Whether a foreign firm is controlled by a foreign government is also a factor that will be considered.
This is apparently in retaliation against the US government, which often cites Chinese private companies’ alleged links with the Chinese government in deciding to block their investments in the United States.
Q: What organizational changes should an overseas company make to conform to the draft?
A: After the new foreign investment law takes effect, a foreign-invested company will be obliged to adjust its organizational structure to conform to the Company Law within a grace period of three years.
The major alterations could include installing a supervisory board, a trade union and a Communist Party unit, if the firm has enough Party members.
Q: When will the draft law take effect?
A: The Ministry of Commerce is seeking opinions from the public on the draft.
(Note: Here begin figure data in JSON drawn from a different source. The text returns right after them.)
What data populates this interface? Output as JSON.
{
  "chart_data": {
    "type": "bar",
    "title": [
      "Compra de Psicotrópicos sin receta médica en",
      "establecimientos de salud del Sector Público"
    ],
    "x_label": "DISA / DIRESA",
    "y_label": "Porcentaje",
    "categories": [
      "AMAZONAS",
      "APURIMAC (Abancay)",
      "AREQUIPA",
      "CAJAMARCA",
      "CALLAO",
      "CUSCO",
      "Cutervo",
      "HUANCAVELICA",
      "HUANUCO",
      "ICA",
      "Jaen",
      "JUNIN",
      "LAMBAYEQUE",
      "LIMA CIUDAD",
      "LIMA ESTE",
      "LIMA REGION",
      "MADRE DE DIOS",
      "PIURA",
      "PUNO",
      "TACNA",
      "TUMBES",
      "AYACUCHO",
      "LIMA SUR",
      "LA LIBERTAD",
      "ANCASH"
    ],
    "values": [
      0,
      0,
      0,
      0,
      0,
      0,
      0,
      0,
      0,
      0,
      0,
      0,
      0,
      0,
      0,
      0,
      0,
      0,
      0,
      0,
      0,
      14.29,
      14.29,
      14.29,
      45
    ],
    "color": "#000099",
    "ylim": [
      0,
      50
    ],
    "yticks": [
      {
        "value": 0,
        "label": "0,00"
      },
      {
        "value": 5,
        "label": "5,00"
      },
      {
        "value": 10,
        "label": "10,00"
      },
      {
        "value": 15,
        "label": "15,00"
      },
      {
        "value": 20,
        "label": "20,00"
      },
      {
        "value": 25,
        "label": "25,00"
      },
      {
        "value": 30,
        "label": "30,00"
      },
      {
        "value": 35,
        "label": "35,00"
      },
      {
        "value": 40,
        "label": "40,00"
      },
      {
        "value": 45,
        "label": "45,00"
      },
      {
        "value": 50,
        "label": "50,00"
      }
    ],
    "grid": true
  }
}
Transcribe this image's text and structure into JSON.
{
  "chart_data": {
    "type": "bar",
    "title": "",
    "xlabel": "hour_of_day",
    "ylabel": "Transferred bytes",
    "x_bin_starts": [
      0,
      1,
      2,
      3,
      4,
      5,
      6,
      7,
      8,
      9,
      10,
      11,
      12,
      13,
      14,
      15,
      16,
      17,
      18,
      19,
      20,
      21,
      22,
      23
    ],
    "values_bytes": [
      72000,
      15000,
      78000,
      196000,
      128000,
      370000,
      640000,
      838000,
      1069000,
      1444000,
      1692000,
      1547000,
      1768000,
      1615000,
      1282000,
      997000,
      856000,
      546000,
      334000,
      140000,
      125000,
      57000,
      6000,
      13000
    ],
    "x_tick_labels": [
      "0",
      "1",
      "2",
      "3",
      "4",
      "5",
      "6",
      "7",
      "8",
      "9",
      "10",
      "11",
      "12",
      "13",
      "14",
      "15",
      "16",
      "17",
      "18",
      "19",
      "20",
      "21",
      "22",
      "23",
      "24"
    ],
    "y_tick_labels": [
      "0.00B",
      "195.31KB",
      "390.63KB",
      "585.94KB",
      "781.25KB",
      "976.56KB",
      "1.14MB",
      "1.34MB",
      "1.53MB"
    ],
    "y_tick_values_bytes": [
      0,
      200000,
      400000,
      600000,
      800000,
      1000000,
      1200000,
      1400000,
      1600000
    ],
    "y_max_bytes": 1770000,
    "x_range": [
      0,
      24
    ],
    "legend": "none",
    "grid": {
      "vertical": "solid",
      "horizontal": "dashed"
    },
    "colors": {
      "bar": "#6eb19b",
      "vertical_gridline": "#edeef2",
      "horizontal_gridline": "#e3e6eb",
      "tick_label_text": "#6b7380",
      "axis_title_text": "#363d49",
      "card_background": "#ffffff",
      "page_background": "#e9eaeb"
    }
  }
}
After the ministry revises the draft, it will be subjected to review by the State Council.
The State Council will then submit it to the National People’s Congress (NPC), which will further review the draft before it is considered by the NPC Standing Committee.
For such an important law, three rounds of deliberation by the Standing Committee may be needed. It really depends on how fast the central government wants the law to take effect.
The foreign investment law has been put in Category II of the NPC’s legislation agenda, meaning “the law could be subject to NPC review when conditions are ripe”.
Three rounds of deliberation alone usually take a year, so the entire process could take several years.
But given that the 12th NPC’s term ends in March 2018, it is possible that the law can be passed by then.